«Она была такая хорошенькая», — повторяли все, подразумевая, что и сами понимают, почему её могли похитить. Через несколько дней откуда-то притащили на допрос волосатого, несвязно бормочущего дурачка. Он вполне годился на виселицу: мало того, что у него не было никакого алиби, он вообще не мог припомнить ни одного события из всей своей жизни. Скудный умишко подсказывал ему, что эти люди с их расспросами чего-то от него добиваются, и, от природы дружелюбный, он старался им помочь. Когда ему задавали коварные наводящие вопросы, он радостно давал поймать себя на крючок и был доволен, видя удовлетворенное лицо сержанта. Он бесстрашно стремился угодить этим сверхмудрым существам. В нём было что-то очень к себе располагающее. Одна беда — признавался он слишком во многом, и его признания были слишком путаные. Приходилось постоянно напоминать ему о преступлении, в котором его подозревали. Представ перед судом суровых и напуганных присяжных, он искренне обрадовался. Он почувствовал, что впервые в жизни сумел чего-то достичь.
Во все времена — и прежде, и в наши дни — встречаются судьи, чье преклонение перед законом и его назначением нести справедливость сравнимо лишь с преклонением перед любимой женщиной. Как раз такой человек председательствовал на том суде — душа его была столь чистой и прекрасной, что за свою жизнь он пресек немало зла. Без подсказок, к которым подсудимый уже привык, признание выглядело полной чепухой. Судья допросил его и понял, что, хотя обвиняемый старается делать все, как ему ведено, он попросту не способен вспомнить ни что он совершил, ни кого убил, ни как, ни почему. Устало вздохнув, судья показал, чтобы подсудимого увели из зала, и пальцем поманил к себе сержанта.
— Вот что, Майк, — сказал он, — зря ты это затеял. Будь этот бедолага малость поумнее, он бы с твоей легкой руки угодил на виселицу.
— Но он же сам признался! — Сержант был обижен, потому что к своим обязанностям всегда относился добросовестно.
— Он бы точно так же признался, что залез по золотой лестнице на небеса и шаром из кегельбана перерезал горло Святому Петру, — сказал судья. — Так что, Майк, будь поосмотрительнее. Закон создан, чтобы спасать людей, а не губить.
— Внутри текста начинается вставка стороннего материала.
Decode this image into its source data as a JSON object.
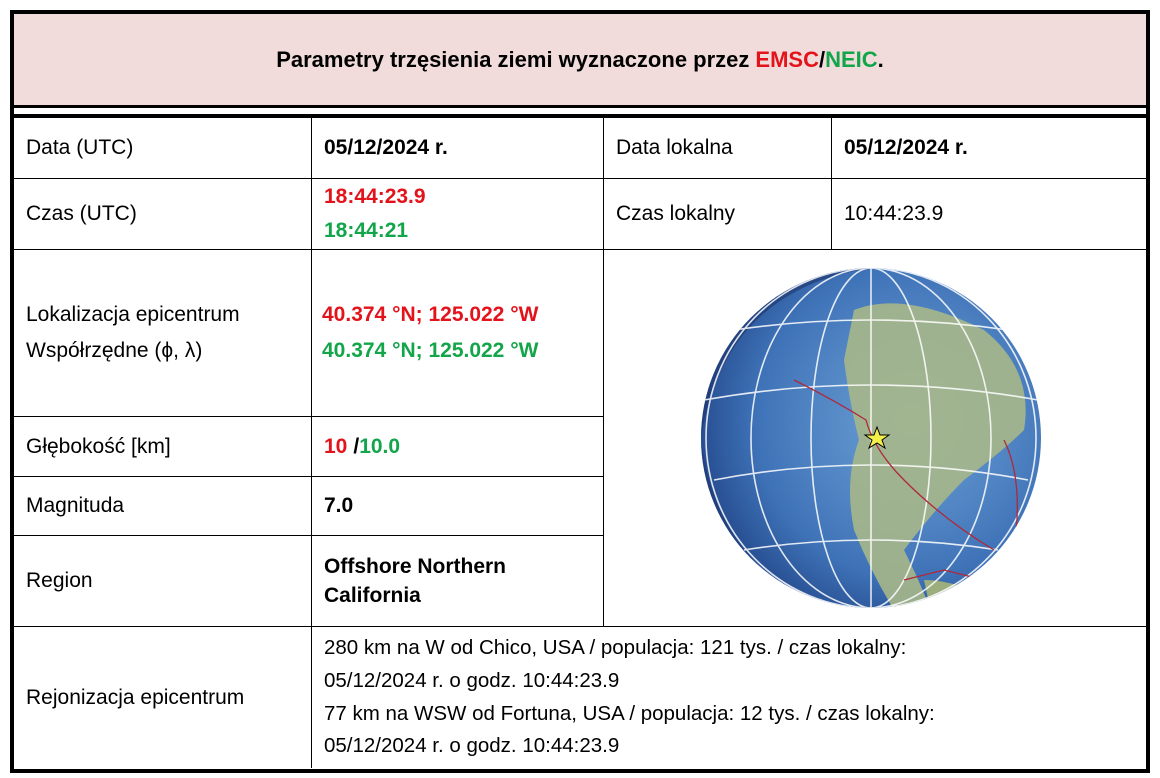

Когда случаются такие, местного масштаба трагедии, время действует, как мокрая кисть, размывающая акварель. Четкие контуры расплываются, теряют резкость, цвета перемешиваются, и множество разных линий сливается в единое серое пятно. Через месяц уже не ощущалось особой необходимости кого-нибудь повесить, а через два месяца почти всем стало ясно, что найденные улики на самом деле никого не изобличают. И если бы не убийство Кэти, то ограбление сейфа и пожар, можно было бы счесть случайным совпадением. А потом многие сообразили, что раз труп Кэти не обнаружен, то вообще ничего не доказать, даже если все уверены, что девушки нет в живых. В памяти города Кэти оставила о себе хоть и слабый, но нежный след.
ГЛАВА ДЕВЯТАЯ
Мистер Эдвардс в том, что касалось его амплуа поставщика проституток, был деловит и не позволял себе никаких эмоций. Для своей жены и двух безупречно воспитанных детей он приобрел хороший дом в одном из респектабельных районов Бостона. Дети — два сына — были с младенчества внесены в списки будущих курсантов военного училища в Гротоне.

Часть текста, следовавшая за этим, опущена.